The High Court then held that the NSWCCA majority erred by concluding the jury held no advantage over the appellate court. Without listening to or viewing the recordings, the NSWCCA could not reliably make that judgment.

The trial jury had listened to the tone and delivery of ZT’s statements. They had the opportunity to perceive nuance that cannot be fully captured in a transcript including pauses, emphasis, emotional state and contextual cues.


The High Court emphasised that in unreasonable verdict appeals, this advantage cannot be dismissed unless the appellate court meaningfully engages with the material itself. An appellate court may ultimately decide that the jury enjoyed no advantage, but it must reach that conclusion on a fully informed basis.

Accordingly, the matter was remitted for redetermination.


Nuances and Operational Significance


Several nuanced points emerge from the decision.

1. Transcripts are not complete records.

A transcript may capture words but not meaning. When reliability or intention turns on the way something was said, the transcript becomes a secondary and incomplete source. The High Court’s reasoning acknowledges that appellate review must sometimes mirror the trial experience.

2. There is no rigid hierarchy between trial courts and appellate courts on audiovisual material.

The Court rejected any suggestion that appellate courts should avoid reviewing recordings.
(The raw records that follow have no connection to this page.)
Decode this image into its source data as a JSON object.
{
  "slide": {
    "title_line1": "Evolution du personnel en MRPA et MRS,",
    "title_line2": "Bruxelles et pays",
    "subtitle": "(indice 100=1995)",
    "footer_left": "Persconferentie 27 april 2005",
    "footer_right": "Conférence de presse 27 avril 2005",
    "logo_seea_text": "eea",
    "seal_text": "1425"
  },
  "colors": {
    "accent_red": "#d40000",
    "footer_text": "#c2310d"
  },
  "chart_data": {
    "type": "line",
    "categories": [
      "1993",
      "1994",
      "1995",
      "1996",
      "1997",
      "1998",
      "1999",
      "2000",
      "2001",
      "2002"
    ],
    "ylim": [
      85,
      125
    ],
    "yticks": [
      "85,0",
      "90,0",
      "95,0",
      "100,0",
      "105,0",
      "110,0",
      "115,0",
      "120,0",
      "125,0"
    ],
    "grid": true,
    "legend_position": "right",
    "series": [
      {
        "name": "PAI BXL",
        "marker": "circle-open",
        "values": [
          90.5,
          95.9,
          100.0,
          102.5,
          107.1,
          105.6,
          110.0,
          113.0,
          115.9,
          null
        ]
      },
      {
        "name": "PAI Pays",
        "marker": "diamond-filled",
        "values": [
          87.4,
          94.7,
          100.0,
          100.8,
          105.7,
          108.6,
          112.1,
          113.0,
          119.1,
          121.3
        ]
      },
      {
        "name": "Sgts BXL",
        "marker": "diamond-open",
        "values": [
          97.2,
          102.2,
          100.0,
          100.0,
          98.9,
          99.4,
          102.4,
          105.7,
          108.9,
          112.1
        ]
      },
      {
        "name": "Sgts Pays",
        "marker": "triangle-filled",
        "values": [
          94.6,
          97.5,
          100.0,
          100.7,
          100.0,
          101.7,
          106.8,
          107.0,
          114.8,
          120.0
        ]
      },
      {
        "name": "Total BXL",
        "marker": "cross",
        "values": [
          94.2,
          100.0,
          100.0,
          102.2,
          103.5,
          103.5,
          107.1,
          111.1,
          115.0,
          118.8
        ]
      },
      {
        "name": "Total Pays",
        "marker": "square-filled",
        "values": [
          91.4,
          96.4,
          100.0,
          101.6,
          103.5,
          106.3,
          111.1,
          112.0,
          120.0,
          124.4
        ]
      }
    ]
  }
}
Instead, the judgment places responsibility firmly on appellate courts to engage directly with exhibits that underpin a verdict.

3. The unreasonable verdict test is sensitive to the nature of the evidence.

Where the case is documentary or where factual findings rest largely on objective material, appellate courts have wide latitude. Where tone, affect and delivery matter, the appellate court must account for those perceptual elements before displacing the jury’s role.

4. The case anticipates modern evidentiary realities.

Police interviews, intercepted calls and covert recordings are now staples of serious criminal litigation. This case situates the appellate function firmly within those realities. The Court makes clear that contemporary appeals cannot be conducted on paper alone.


Professional Significance


The King v ZT (2025) reshapes how appellate courts approach the unreasonable verdict test in cases built on recorded material. It confirms that intermediate courts must review audiovisual evidence where its forensic weight is central and must avoid conclusions about jury advantage that are not grounded in firsthand assessment.


For practitioners, the decision heightens the strategic importance of recorded evidence on appeal and reinforces the need to treat transcripts as partial, not primary, sources. It also signals that future appeals involving surveillance, intercepts or recorded interviews will require rigorous and comprehensive appellate engagement with the recordings themselves.